Sunday, January 3, 2010
Methodology: Factor Analysis - Best Practices Part 2
Following factor analysis, one usually computes factor scores for use in subsequent analyses. These scores can be computed in multiple ways, each with different features. Below I explore such ways so that the reader can make a better choice for him or herself as to which way to compute them.

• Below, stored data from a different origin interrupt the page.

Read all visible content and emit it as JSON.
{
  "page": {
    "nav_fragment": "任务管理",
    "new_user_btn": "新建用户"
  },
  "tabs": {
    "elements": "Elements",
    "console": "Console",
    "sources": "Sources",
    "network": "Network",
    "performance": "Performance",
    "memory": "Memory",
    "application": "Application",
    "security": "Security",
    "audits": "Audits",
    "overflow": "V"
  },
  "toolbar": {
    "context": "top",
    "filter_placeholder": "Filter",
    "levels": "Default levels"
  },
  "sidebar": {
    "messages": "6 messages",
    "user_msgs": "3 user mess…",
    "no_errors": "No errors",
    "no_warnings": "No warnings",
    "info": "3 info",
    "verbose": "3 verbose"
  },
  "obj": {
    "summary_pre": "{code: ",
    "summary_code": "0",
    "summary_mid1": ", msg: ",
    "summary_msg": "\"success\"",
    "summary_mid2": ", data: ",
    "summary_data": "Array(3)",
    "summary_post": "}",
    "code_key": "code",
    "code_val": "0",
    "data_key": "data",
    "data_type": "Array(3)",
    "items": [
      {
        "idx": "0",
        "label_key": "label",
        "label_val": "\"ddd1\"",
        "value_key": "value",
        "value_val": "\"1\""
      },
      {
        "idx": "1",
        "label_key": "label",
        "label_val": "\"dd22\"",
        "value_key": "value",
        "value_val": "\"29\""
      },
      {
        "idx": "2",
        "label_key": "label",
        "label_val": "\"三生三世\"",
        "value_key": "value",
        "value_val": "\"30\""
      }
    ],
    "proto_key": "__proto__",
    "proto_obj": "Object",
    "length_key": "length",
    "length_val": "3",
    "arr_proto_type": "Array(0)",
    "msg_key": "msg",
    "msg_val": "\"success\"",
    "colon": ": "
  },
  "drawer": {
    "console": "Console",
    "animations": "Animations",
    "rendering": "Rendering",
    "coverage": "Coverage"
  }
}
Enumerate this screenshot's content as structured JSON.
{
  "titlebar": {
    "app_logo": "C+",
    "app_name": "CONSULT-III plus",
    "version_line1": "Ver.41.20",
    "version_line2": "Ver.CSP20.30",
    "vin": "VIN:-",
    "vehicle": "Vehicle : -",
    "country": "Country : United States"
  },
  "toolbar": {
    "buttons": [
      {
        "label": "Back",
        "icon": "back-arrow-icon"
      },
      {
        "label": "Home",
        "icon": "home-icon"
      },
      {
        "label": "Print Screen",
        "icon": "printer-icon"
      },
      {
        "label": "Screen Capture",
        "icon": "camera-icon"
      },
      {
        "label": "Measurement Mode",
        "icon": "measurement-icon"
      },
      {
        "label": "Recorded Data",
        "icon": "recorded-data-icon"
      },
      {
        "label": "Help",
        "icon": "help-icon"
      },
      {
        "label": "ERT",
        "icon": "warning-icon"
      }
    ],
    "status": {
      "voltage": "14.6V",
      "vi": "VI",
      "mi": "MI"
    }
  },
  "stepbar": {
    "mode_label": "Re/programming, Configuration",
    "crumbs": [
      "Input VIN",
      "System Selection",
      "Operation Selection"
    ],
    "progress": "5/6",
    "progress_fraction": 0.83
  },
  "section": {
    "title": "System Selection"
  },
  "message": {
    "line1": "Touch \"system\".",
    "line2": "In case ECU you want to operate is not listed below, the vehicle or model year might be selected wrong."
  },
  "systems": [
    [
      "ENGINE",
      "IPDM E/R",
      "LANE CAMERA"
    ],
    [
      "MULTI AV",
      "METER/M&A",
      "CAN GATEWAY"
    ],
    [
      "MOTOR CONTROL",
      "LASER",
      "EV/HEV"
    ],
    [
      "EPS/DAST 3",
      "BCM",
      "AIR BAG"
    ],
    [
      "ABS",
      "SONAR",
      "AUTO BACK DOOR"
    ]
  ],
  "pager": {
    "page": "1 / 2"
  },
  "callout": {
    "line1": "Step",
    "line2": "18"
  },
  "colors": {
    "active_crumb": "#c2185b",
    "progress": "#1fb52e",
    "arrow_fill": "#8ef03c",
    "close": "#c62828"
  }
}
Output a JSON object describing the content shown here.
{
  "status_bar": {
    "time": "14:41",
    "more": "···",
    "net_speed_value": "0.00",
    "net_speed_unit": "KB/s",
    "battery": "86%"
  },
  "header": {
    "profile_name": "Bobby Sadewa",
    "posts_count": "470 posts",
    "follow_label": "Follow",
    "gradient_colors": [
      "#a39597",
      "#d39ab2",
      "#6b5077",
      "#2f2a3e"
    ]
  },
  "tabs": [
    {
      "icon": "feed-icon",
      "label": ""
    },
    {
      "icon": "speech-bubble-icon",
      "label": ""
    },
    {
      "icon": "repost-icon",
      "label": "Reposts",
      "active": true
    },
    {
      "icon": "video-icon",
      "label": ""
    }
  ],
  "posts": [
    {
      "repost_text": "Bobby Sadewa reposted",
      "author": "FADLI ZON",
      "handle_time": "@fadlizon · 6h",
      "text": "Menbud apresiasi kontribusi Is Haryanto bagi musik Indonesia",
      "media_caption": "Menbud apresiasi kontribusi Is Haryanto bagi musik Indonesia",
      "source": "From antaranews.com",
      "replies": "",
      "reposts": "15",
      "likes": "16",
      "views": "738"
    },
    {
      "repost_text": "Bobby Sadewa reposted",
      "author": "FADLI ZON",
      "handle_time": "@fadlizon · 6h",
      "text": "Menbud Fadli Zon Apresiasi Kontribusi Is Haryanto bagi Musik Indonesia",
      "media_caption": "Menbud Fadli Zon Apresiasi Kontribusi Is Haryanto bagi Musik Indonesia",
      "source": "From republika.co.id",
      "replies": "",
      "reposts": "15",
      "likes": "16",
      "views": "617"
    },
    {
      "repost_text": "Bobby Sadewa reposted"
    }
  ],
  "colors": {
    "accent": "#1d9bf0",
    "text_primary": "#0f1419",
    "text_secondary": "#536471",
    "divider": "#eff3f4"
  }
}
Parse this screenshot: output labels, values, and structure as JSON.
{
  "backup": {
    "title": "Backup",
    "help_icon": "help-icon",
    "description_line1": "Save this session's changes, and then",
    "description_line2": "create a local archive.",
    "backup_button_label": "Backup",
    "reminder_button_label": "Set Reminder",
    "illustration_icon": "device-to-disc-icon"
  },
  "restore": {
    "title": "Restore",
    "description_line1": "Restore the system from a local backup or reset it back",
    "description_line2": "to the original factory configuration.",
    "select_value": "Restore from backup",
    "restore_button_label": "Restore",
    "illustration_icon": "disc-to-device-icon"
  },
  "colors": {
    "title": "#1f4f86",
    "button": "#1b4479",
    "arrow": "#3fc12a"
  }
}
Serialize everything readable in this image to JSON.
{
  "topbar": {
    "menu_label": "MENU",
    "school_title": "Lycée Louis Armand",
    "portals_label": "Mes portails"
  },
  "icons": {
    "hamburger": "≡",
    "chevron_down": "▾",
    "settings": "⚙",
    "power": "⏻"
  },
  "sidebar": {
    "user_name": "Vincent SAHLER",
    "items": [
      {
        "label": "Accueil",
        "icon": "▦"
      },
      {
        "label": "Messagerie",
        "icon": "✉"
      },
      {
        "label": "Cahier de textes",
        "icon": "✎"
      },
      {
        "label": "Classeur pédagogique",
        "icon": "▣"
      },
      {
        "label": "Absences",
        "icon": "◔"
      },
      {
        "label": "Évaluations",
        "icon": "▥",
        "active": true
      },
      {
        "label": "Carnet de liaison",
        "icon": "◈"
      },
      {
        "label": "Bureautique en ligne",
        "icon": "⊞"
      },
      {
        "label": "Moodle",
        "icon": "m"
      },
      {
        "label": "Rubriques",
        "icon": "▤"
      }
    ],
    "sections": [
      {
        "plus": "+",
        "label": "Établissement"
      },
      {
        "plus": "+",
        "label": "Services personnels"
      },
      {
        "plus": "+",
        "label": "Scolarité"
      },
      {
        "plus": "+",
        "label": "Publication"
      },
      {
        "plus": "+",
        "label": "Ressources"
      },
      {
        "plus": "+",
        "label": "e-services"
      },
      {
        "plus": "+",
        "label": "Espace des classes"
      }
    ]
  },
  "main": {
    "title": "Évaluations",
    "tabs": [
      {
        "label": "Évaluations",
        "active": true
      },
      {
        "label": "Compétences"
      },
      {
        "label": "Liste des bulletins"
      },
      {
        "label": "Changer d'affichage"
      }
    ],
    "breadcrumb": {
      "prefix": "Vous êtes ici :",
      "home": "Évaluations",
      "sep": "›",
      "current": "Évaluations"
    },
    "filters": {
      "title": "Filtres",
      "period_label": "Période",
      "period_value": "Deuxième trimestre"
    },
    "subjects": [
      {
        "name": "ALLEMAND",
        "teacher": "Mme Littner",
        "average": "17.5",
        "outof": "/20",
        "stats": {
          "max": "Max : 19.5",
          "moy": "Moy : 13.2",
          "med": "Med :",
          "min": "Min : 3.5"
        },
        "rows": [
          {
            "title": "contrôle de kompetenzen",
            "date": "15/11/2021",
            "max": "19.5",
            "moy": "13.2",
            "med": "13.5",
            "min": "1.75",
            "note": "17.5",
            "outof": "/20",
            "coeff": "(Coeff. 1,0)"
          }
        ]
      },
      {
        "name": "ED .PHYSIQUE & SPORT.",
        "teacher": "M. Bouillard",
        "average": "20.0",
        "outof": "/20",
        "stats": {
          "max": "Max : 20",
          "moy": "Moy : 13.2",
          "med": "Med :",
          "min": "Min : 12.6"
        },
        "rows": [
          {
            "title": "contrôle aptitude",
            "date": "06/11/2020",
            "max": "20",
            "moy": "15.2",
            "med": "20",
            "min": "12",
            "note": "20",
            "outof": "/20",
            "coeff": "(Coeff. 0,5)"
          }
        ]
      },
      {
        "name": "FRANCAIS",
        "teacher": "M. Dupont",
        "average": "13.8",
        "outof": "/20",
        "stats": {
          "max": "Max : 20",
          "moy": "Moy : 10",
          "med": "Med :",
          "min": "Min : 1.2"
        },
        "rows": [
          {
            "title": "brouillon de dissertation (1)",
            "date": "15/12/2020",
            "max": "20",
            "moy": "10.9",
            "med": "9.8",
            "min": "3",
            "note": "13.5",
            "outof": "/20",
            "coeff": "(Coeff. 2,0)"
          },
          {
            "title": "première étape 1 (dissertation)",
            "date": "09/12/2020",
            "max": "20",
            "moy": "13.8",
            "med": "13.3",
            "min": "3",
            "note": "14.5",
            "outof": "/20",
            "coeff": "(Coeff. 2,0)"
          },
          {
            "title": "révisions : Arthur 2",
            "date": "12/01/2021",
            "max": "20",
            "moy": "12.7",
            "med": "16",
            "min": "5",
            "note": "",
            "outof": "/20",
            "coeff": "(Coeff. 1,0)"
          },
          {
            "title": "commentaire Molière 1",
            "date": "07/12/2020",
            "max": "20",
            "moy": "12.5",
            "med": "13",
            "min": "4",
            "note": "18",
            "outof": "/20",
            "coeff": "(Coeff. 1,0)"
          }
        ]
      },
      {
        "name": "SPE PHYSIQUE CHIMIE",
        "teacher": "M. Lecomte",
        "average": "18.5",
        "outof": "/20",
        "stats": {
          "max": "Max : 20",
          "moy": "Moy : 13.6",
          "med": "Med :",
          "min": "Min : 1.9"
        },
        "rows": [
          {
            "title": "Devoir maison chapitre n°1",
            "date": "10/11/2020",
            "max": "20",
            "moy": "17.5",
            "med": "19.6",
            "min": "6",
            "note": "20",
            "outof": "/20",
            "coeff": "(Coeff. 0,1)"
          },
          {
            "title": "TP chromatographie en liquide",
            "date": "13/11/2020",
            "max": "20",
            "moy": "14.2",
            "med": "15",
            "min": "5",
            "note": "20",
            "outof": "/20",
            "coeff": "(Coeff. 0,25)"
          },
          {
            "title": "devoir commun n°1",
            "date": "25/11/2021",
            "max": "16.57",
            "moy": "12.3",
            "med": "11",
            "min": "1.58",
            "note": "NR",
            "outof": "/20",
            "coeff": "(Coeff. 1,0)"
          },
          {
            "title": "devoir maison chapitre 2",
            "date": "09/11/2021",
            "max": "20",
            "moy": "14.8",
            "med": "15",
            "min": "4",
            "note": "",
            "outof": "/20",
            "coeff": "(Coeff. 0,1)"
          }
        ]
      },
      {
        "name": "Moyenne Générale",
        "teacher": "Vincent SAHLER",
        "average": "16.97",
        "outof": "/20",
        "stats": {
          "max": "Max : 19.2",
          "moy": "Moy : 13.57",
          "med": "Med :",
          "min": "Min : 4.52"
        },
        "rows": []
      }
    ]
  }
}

Below are 5 "non-refined" or simple methods for computing factor scores
1. Sum or average raw scores (including negative scores, if that's what was produced) corresponding to all items that load on a factor
2. Sum or average raw scores corresponding to all items that load above a certain cutoff point (e.g., .4 or above)
4. Calculate a weighted sum or average of raw scores corresponding to all items that load on a factor or only those that load above a certain cutoff point, using the factor loading as the weight.
5. Calculate a sum, average, or weighted sum or average using the standardized scores - either for all items or those above a certain cutoff point. This involves standardizing raw scores to the same mean and standard deviation. This is most often used when standard deviations vary greatly across the items.
The above five scores are frequently used because of simplicity's sake - the choice as to which to use is guided more by the researcher's decisions than hard science. One additional method that is worth mentioning, however, is the use of regression scores. This is considered a "refined" method, meaning linear combination is used to calculate factor scores versus simple addition. Scores are calculated by weighting the raw scores by their regression coefficients and then standardizing the scores to a mean of 0. These scores can easily be obtained using SPSS or SAS and are often used because these popular programs can calculate them without much additional work needed from the researcher. Researchers often believe that this method produces scores that have greater validity than those produced by "unrefined" methods.